- British theatrical lobby card
- Directed by: Charles Saunders
- Written by: Doreen Montgomery
- Based on: One Jump Ahead (novel) by Robert H. Chapman
- Produced by: Guido Coen
- Starring: Paul Carpenter; Diane Hart; Jill Adams;
- Cinematography: Brendan J. Stafford
- Edited by: Margery Saunders
- Music by: Edwin Astley (uncredited)
- Production company: Kenilworth Film Productions
- Distributed by: General Film Distributors (UK)
- Release date: March 1955 (UK);
- Running time: 66 mins
- Country: United Kingdom
- Language: English

= One Jump Ahead (film) =

1955 British film by Charles Saunders

One Jump Ahead is a 1955 British second feature ('B') crime film directed by Charles Saunders and starring Paul Carpenter, Diane Hart, Jill Adams and Freddie Mills. The screenplay was by Doreen Montgomery based on the 1951 novel of the same name by Robert H. Chapman.

A journalist helps police track down the killer of a female blackmailer.

==Plot==
Reporter Paul Banner, a Canadian "noozeman", works at the Daily Comet in England. When a young boy witnesses a murder, the killer mistakenly tracks down the boy's friend and kills him, thinking he was the only witness to the crime. Banner becomes interested in getting to the bottom of the murders but complications arise when Judy, his ex-love, becomes involved.

Banner sets out to find the killer, and has the help of Maxine, a reporter with whom he works at the paper; the two are also on the verge of a relationship. Together, they ferret out who the mystery killer is, keeping "one jump ahead" of the police.

==Cast==

- Paul Carpenter as Paul Banner
- Diane Hart as Maxine
- Jill Adams as Judy
- Freddie Mills as Bert Tarrant
- Peter Sinclair as Old Tarrant
- Arnold Bell as Superintendent Faro
- David Hannaford as Brian
- Roddy Hughes as Mac
- Edward French as Jimmy Mumby
- June Ashley as Betty West
- Rose Howlett as Mrs. Mumby
- Mary Jones as Mrs. Snell
- Charles Lamb as Mr. Snell
- Arthur Gross as Arthur Walker

==Production==
Director Charles Saunders also made Behind the Headlines (1956), the second of three crime thrillers based on the works of American novelist Robert Chapman. In 1958, he also directed Murder Reported. All three films had many similarities; the stories all revolved around a news reporter investigating a murder, each lead role played by Paul Carpenter, with different supporting casts. Saunders specialised in B movie at the Kenilworth Films Production house which turned out 11 mainly crime thrillers between 1948 and 1956.

==Critical reception==
The Monthly Film Bulletin wrote: "Apart from its unconvincing denouement, this is a fairly entertaining comedy-thriller of a modest and unpretentious type. It is agreeably played, has some engagingly drawn characters and, particularly in the early sequences, some bright dialogue. The plot, though, becomes steadily more unlikely as the film progresses."

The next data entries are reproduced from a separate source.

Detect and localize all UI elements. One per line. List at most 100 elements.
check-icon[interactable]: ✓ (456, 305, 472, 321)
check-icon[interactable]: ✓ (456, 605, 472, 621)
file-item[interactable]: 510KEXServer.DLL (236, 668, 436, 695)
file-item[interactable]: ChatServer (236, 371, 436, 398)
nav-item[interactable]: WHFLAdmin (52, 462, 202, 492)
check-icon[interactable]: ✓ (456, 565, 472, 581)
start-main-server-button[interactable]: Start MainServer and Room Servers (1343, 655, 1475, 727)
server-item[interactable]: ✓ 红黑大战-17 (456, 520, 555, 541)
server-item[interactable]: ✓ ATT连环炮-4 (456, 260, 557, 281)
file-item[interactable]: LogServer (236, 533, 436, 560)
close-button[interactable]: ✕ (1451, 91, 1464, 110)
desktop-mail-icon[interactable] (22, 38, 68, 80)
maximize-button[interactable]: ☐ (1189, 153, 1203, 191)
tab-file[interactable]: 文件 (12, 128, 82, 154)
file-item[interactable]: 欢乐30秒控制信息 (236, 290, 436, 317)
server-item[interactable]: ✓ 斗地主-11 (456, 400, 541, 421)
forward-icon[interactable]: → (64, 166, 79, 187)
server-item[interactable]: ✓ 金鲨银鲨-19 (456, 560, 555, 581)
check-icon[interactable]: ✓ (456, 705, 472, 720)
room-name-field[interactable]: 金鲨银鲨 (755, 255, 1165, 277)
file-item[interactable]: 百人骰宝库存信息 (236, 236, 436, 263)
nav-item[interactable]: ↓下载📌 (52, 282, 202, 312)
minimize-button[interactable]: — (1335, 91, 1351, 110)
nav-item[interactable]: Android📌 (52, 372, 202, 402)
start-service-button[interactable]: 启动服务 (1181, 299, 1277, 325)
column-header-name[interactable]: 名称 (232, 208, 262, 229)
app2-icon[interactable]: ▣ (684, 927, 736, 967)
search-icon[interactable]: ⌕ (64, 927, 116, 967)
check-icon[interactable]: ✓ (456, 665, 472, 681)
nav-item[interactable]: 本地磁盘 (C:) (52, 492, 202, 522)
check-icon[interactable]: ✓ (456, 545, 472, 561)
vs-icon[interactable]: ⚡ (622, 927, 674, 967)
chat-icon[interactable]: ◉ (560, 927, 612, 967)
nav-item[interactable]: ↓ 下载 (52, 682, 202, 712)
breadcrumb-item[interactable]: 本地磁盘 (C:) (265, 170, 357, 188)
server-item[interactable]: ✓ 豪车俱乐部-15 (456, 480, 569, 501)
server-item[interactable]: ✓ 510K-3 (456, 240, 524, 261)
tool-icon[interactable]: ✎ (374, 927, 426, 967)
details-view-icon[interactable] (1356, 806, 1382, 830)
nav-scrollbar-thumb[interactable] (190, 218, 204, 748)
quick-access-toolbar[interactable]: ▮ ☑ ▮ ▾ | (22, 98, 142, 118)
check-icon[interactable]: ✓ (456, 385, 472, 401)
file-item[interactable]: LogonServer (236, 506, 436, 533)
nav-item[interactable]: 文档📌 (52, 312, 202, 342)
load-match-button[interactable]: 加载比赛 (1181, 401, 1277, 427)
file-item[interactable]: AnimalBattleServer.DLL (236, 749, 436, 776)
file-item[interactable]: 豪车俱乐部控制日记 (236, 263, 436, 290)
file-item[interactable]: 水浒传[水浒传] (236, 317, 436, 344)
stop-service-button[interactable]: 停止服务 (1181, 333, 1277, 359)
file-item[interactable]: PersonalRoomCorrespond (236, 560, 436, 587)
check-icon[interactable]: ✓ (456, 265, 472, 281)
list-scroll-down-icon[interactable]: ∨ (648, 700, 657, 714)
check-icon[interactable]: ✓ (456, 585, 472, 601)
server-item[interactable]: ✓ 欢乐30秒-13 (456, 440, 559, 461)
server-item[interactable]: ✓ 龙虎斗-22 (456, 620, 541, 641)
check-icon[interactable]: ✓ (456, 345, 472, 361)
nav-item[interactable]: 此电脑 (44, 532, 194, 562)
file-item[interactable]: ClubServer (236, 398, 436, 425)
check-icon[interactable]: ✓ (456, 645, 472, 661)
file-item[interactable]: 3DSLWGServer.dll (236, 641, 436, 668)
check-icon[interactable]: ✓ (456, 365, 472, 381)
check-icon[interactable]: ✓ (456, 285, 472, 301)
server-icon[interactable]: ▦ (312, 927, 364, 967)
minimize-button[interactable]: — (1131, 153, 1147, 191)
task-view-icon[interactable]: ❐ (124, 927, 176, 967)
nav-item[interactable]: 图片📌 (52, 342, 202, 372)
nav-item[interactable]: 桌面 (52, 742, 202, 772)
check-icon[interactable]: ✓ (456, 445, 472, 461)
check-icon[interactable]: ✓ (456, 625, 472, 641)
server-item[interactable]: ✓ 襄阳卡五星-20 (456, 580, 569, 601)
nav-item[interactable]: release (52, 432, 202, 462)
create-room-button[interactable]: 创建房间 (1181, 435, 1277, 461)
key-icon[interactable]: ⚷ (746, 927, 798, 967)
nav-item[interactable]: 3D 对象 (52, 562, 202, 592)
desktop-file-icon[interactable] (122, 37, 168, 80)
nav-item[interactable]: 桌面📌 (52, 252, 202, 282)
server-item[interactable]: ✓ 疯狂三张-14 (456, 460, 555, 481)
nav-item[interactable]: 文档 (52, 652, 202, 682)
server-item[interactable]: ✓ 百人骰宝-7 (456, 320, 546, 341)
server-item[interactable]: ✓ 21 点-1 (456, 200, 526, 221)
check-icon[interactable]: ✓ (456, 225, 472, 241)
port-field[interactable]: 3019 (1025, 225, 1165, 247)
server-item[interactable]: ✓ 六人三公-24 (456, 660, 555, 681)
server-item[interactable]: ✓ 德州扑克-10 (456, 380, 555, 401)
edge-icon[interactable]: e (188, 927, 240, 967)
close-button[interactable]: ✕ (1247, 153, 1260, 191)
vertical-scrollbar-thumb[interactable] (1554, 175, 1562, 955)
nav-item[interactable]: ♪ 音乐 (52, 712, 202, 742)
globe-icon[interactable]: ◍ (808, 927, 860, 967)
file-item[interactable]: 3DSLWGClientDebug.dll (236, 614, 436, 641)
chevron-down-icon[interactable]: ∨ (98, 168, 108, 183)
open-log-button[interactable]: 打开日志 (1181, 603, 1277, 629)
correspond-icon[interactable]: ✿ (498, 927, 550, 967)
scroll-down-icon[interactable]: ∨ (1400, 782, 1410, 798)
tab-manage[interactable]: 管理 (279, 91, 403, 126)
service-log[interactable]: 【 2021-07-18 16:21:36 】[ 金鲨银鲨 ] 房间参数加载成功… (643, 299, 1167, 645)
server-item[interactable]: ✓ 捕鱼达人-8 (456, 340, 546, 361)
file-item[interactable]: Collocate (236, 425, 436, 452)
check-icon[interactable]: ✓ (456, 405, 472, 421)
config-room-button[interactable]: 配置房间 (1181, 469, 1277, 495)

TV Guide gave One Jump Ahead two out of five stars and wrote, "... occasionally witty dialog enhances this B-bracket programmer."

In British Sound Films: The Studio Years 1928–1959 David Quinlan rated the film as "average", writing: "Dialogue occasionally crackles with humour; not bad of its type. "

SkyChannel TV noted, "Not at all bad for a British co-feature of its time, with some good crackles of humour in the dialogue and a lively tempo. Ex-boxing champion Freddie Mills appears in one of several roles he played in British films of the 50s."